Few of us would argue with the promise the Chancellor made last week to launch a “war on poverty”. Neither is the hint that it will be partly financed through cuts in the government’s support for industry likely to prove unpopular. It has long been hard to see why, if free enterprise is as robust as successive governments have maintained, it needs state support at all. But where is Mr Brown’s blessed axe most likely to fall?
You can’t help entertaining mixed feelings about the possibility that the most visibly subsidised companies might be targeted first. No one outside the motor industry wants to see the railways run down, yet the thought of so much public money finding its way into the hands of the privateers who run them sticks in the craw. Much of the regional aid budget, indispensable as it is to the depressed parts of Britain, amounts to little more than relocation grants for ruthless multinationals, the UK’s most successful benefit tourists.

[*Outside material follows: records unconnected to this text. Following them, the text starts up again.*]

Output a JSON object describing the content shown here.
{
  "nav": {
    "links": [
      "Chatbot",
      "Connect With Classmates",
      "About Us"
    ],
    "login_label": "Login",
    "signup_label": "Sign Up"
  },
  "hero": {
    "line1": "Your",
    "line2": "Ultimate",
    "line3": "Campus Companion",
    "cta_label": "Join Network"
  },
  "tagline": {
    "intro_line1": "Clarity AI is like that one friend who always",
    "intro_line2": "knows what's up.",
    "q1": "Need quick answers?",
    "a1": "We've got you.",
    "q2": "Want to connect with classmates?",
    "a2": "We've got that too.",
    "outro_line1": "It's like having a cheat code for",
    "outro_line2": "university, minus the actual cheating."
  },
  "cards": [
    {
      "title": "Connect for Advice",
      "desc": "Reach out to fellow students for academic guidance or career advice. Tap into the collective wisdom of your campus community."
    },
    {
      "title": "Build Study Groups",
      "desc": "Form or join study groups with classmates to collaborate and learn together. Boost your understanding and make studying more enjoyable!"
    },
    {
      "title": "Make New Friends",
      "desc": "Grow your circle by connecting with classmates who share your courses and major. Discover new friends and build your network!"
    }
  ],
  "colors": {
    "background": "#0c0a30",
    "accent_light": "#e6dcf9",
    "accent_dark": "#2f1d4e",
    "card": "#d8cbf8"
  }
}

But, galling as these payments may sometimes be, they are just the hors d’oeuvre at the start of the huge free lunch the United Kingdom offers to private industry: the government could cut tens of billions of pounds from business subsidies without even touching them. It is seldom whispered even among Treasury hawks, but the corporate welfare state has never been fatter.

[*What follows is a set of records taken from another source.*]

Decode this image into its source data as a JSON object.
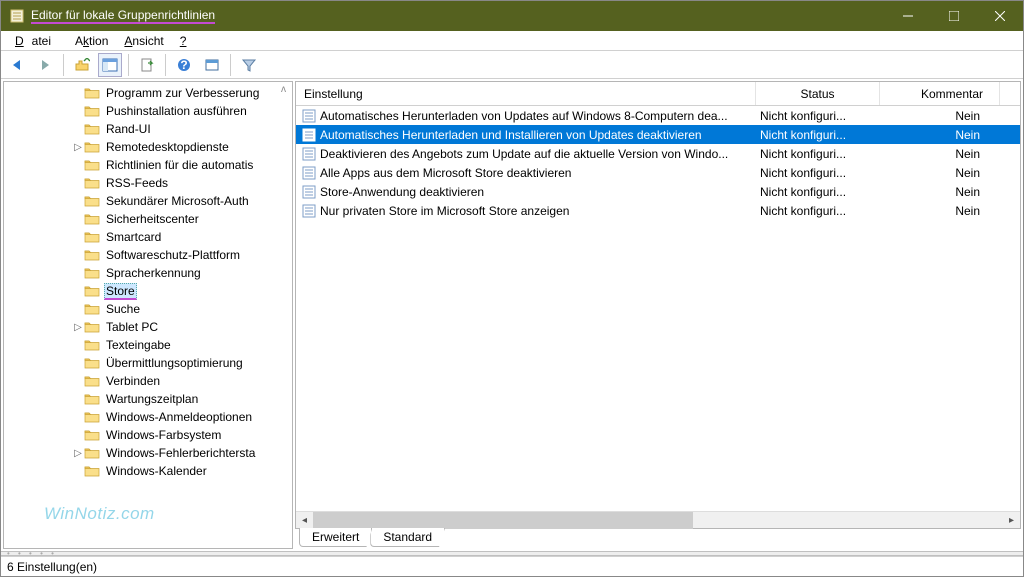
{
  "window": {
    "title": "Editor für lokale Gruppenrichtlinien"
  },
  "menu": {
    "items": [
      "Datei",
      "Aktion",
      "Ansicht",
      "?"
    ]
  },
  "tree": {
    "items": [
      {
        "label": "Programm zur Verbesserung",
        "indent": 64,
        "expander": ""
      },
      {
        "label": "Pushinstallation ausführen",
        "indent": 64,
        "expander": ""
      },
      {
        "label": "Rand-UI",
        "indent": 64,
        "expander": ""
      },
      {
        "label": "Remotedesktopdienste",
        "indent": 64,
        "expander": ">"
      },
      {
        "label": "Richtlinien für die automatis",
        "indent": 64,
        "expander": ""
      },
      {
        "label": "RSS-Feeds",
        "indent": 64,
        "expander": ""
      },
      {
        "label": "Sekundärer Microsoft-Auth",
        "indent": 64,
        "expander": ""
      },
      {
        "label": "Sicherheitscenter",
        "indent": 64,
        "expander": ""
      },
      {
        "label": "Smartcard",
        "indent": 64,
        "expander": ""
      },
      {
        "label": "Softwareschutz-Plattform",
        "indent": 64,
        "expander": ""
      },
      {
        "label": "Spracherkennung",
        "indent": 64,
        "expander": ""
      },
      {
        "label": "Store",
        "indent": 64,
        "expander": "",
        "selected": true,
        "underline": true
      },
      {
        "label": "Suche",
        "indent": 64,
        "expander": ""
      },
      {
        "label": "Tablet PC",
        "indent": 64,
        "expander": ">"
      },
      {
        "label": "Texteingabe",
        "indent": 64,
        "expander": ""
      },
      {
        "label": "Übermittlungsoptimierung",
        "indent": 64,
        "expander": ""
      },
      {
        "label": "Verbinden",
        "indent": 64,
        "expander": ""
      },
      {
        "label": "Wartungszeitplan",
        "indent": 64,
        "expander": ""
      },
      {
        "label": "Windows-Anmeldeoptionen",
        "indent": 64,
        "expander": ""
      },
      {
        "label": "Windows-Farbsystem",
        "indent": 64,
        "expander": ""
      },
      {
        "label": "Windows-Fehlerberichtersta",
        "indent": 64,
        "expander": ">"
      },
      {
        "label": "Windows-Kalender",
        "indent": 64,
        "expander": ""
      }
    ]
  },
  "list": {
    "columns": {
      "setting": "Einstellung",
      "status": "Status",
      "comment": "Kommentar"
    },
    "rows": [
      {
        "name": "Automatisches Herunterladen von Updates auf Windows 8-Computern dea...",
        "status": "Nicht konfiguri...",
        "comment": "Nein"
      },
      {
        "name": "Automatisches Herunterladen und Installieren von Updates deaktivieren",
        "status": "Nicht konfiguri...",
        "comment": "Nein",
        "selected": true,
        "underline": true
      },
      {
        "name": "Deaktivieren des Angebots zum Update auf die aktuelle Version von Windo...",
        "status": "Nicht konfiguri...",
        "comment": "Nein"
      },
      {
        "name": "Alle Apps aus dem Microsoft Store deaktivieren",
        "status": "Nicht konfiguri...",
        "comment": "Nein"
      },
      {
        "name": "Store-Anwendung deaktivieren",
        "status": "Nicht konfiguri...",
        "comment": "Nein"
      },
      {
        "name": "Nur privaten Store im Microsoft Store anzeigen",
        "status": "Nicht konfiguri...",
        "comment": "Nein"
      }
    ]
  },
  "tabs": {
    "erweitert": "Erweitert",
    "standard": "Standard"
  },
  "status": {
    "text": "6 Einstellung(en)"
  },
  "watermark": "WinNotiz.com"
}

Corporate welfare suckles from so many teats that it is often hard to recognize, still harder to repulse. It is arguable that the whole nation has been marked down to a bargain basement price for sale to foreign “investors”. The Department of Trade and Industry’s Invest in Britain Bureau boasts to foreign businesses “The UK has the least onerous labour regulations in Europe, with few restrictions on working hours, overtime and holidays … There is no legal requirement to recognize a trade union. Many industries operate shift work, and 24-hour, seven days-a-week production for both men and women.” Britain is, in other words, a giant loss leader, financed by a stupendous social subsidy.

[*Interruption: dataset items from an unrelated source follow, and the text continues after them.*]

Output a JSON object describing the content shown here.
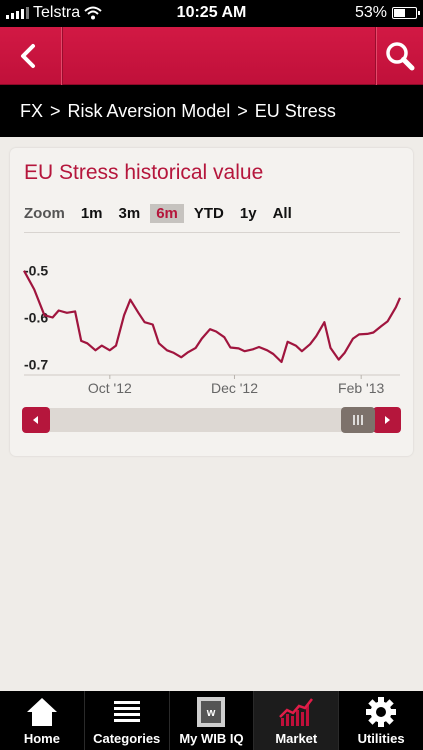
{
  "status_bar": {
    "carrier": "Telstra",
    "time": "10:25 AM",
    "battery_percent": "53%",
    "battery_level": 0.53
  },
  "navbar": {
    "back_icon": "chevron-left-icon",
    "search_icon": "search-icon"
  },
  "breadcrumb": {
    "items": [
      "FX",
      "Risk Aversion Model",
      "EU Stress"
    ],
    "separator": ">"
  },
  "card": {
    "title": "EU Stress historical value",
    "zoom_label": "Zoom",
    "zoom_options": [
      "1m",
      "3m",
      "6m",
      "YTD",
      "1y",
      "All"
    ],
    "zoom_selected": "6m"
  },
  "chart_data": {
    "type": "line",
    "title": "",
    "xlabel": "",
    "ylabel": "",
    "y_ticks": [
      "-0.5",
      "-0.6",
      "-0.7"
    ],
    "x_ticks": [
      "Oct '12",
      "Dec '12",
      "Feb '13"
    ],
    "ylim": [
      -0.71,
      -0.49
    ],
    "x_range": [
      "2012-08-20",
      "2013-02-20"
    ],
    "x_tick_dates": [
      "2012-10-01",
      "2012-12-01",
      "2013-02-01"
    ],
    "grid": false,
    "series": [
      {
        "color": "#a0153e",
        "x": [
          "2012-08-20",
          "2012-08-25",
          "2012-08-30",
          "2012-09-03",
          "2012-09-06",
          "2012-09-10",
          "2012-09-14",
          "2012-09-17",
          "2012-09-20",
          "2012-09-24",
          "2012-09-27",
          "2012-10-01",
          "2012-10-04",
          "2012-10-08",
          "2012-10-11",
          "2012-10-15",
          "2012-10-18",
          "2012-10-22",
          "2012-10-25",
          "2012-10-29",
          "2012-11-01",
          "2012-11-05",
          "2012-11-08",
          "2012-11-12",
          "2012-11-15",
          "2012-11-19",
          "2012-11-22",
          "2012-11-26",
          "2012-11-29",
          "2012-12-03",
          "2012-12-06",
          "2012-12-10",
          "2012-12-13",
          "2012-12-17",
          "2012-12-20",
          "2012-12-24",
          "2012-12-27",
          "2012-12-31",
          "2013-01-03",
          "2013-01-07",
          "2013-01-10",
          "2013-01-14",
          "2013-01-17",
          "2013-01-21",
          "2013-01-24",
          "2013-01-28",
          "2013-01-31",
          "2013-02-04",
          "2013-02-07",
          "2013-02-11",
          "2013-02-14",
          "2013-02-18",
          "2013-02-20"
        ],
        "values": [
          -0.5,
          -0.54,
          -0.595,
          -0.6,
          -0.585,
          -0.59,
          -0.587,
          -0.65,
          -0.655,
          -0.67,
          -0.66,
          -0.67,
          -0.66,
          -0.595,
          -0.562,
          -0.59,
          -0.61,
          -0.615,
          -0.655,
          -0.67,
          -0.675,
          -0.685,
          -0.675,
          -0.665,
          -0.645,
          -0.625,
          -0.63,
          -0.642,
          -0.664,
          -0.666,
          -0.672,
          -0.668,
          -0.663,
          -0.67,
          -0.678,
          -0.695,
          -0.652,
          -0.66,
          -0.672,
          -0.657,
          -0.64,
          -0.61,
          -0.665,
          -0.69,
          -0.675,
          -0.645,
          -0.636,
          -0.635,
          -0.632,
          -0.618,
          -0.608,
          -0.578,
          -0.558
        ]
      }
    ]
  },
  "tabbar": {
    "tabs": [
      {
        "label": "Home",
        "icon": "home-icon"
      },
      {
        "label": "Categories",
        "icon": "list-icon"
      },
      {
        "label": "My WIB IQ",
        "icon": "wib-badge-icon"
      },
      {
        "label": "Market",
        "icon": "market-chart-icon"
      },
      {
        "label": "Utilities",
        "icon": "gear-icon"
      }
    ],
    "active": "Market"
  }
}
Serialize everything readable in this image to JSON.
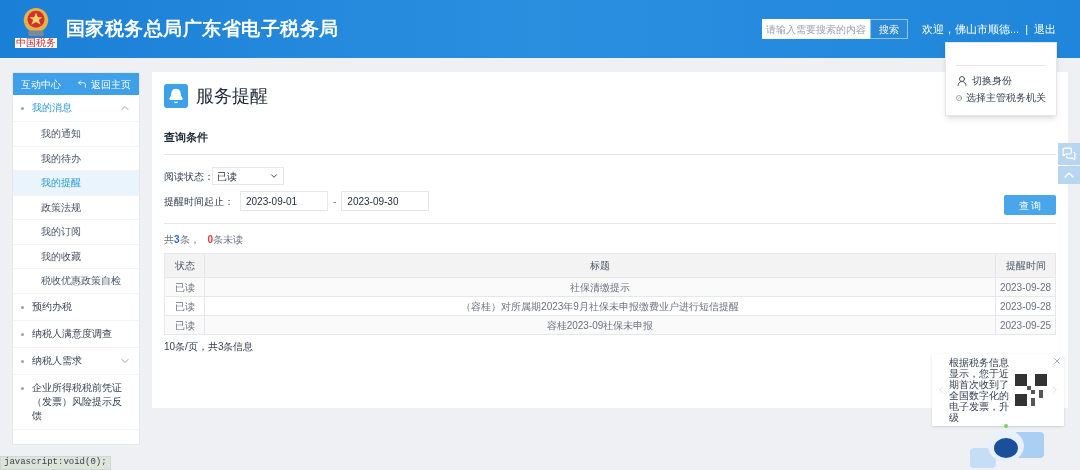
{
  "header": {
    "site_title": "国家税务总局广东省电子税务局",
    "emblem_caption": "中国税务",
    "search": {
      "placeholder": "请输入需要搜索的内容",
      "button": "搜索"
    },
    "welcome": "欢迎，佛山市顺德...",
    "separator": "|",
    "logout": "退出"
  },
  "user_menu": {
    "items": [
      {
        "kind": "switch",
        "label": "切换身份"
      },
      {
        "kind": "office",
        "label": "选择主管税务机关"
      }
    ]
  },
  "sidebar": {
    "title": "互动中心",
    "back": "返回主页",
    "items": [
      {
        "kind": "group",
        "label": "我的消息",
        "expanded": true,
        "children": [
          {
            "label": "我的通知",
            "selected": false
          },
          {
            "label": "我的待办",
            "selected": false
          },
          {
            "label": "我的提醒",
            "selected": true
          },
          {
            "label": "政策法规",
            "selected": false
          },
          {
            "label": "我的订阅",
            "selected": false
          },
          {
            "label": "我的收藏",
            "selected": false
          },
          {
            "label": "税收优惠政策自检",
            "selected": false
          }
        ]
      },
      {
        "kind": "link",
        "label": "预约办税"
      },
      {
        "kind": "link",
        "label": "纳税人满意度调查"
      },
      {
        "kind": "group",
        "label": "纳税人需求",
        "expanded": false
      },
      {
        "kind": "link",
        "label": "企业所得税税前凭证（发票）风险提示反馈"
      }
    ]
  },
  "page": {
    "title": "服务提醒",
    "section": "查询条件",
    "filters": {
      "status_label": "阅读状态：",
      "status_value": "已读",
      "date_label": "提醒时间起止：",
      "date_from": "2023-09-01",
      "date_dash": "-",
      "date_to": "2023-09-30",
      "query_button": "查 询"
    },
    "summary": {
      "total_prefix": "共",
      "total": "3",
      "total_suffix": "条，",
      "unread": "0",
      "unread_suffix": "条未读"
    },
    "table": {
      "columns": [
        "状态",
        "标题",
        "提醒时间"
      ],
      "rows": [
        [
          "已读",
          "社保清缴提示",
          "2023-09-28"
        ],
        [
          "已读",
          "（容桂）对所属期2023年9月社保未申报缴费业户进行短信提醒",
          "2023-09-28"
        ],
        [
          "已读",
          "容桂2023-09社保未申报",
          "2023-09-25"
        ]
      ]
    },
    "pagination": "10条/页，共3条信息"
  },
  "notice": {
    "text": "根据税务信息显示，您于近期首次收到了全国数字化的电子发票，升级"
  },
  "status_bar": "javascript:void(0);"
}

Most recent deregulation amounts in practice to externalization: businesses unload the costs they used to incur onto the rest of us. Deregulation has been blamed for last year’s alarming increase in fatal accidents at work. When companies need spend less on safety, the NHS picks up the bill. To ensure that such deregulation becomes irreversible, the Department of Trade and Industry (DTI), in negotiations over the Multilateral Agreement on Investment, is insisting that strong health and safety, consumer protection and environmental controls are unfair barriers to trade.
Other corporate handouts will be easier to terminate. The Department of Environment, Transport and the Regions (DETR) does its bit for free enterprise by pouring millions into the Construction Sponsorship Directorate, the Construction Industries Board and the Property Advisory Group. The DTI is little more than a corporate dole office. The notorious Aid and Trade Provision might have been cut off, but the DTI’s Export Credit Guarantee Department, the subject of a devastating Public Accounts Committee report, was rescued by corporate lobbying. Every year, the department spends tens of millions of pounds greasing the cogs of the oil industry, which, incidentally, pays the Crown little more than a peppercorn rent for the seabed whose treasures it taps.
The Private Finance Initiative is now as sticky with sweeteners as any Tory privatization deal. The nuclear industry has been allowed to accumulate a £30 billion shortfall in its provision against the costs of decommissioning, which will have to be discharged by the taxpayer. The Ministry of Defence still conflates the defence of the nation with the defence of the nation’s arms manufacturers.
Even social security offers as much help to business as it does to its nominal recipients. Family credit is, of course, a straightforward subsidy for sweatshops. So, in many cases, is housing benefit, which, incidentally, costs so much because the government is feather-bedding the property industry by refusing to impose the planning regulations needed to bring down the price of development land.
If Gordon Brown is serious about getting corporate scroungers off welfare and into work, he should start by decommissioning the DTI and reining back the DETR and MoD. Tony Blair tells us that no part of the welfare state should be exempt from reform. Let’s hope the Chancellor is listening.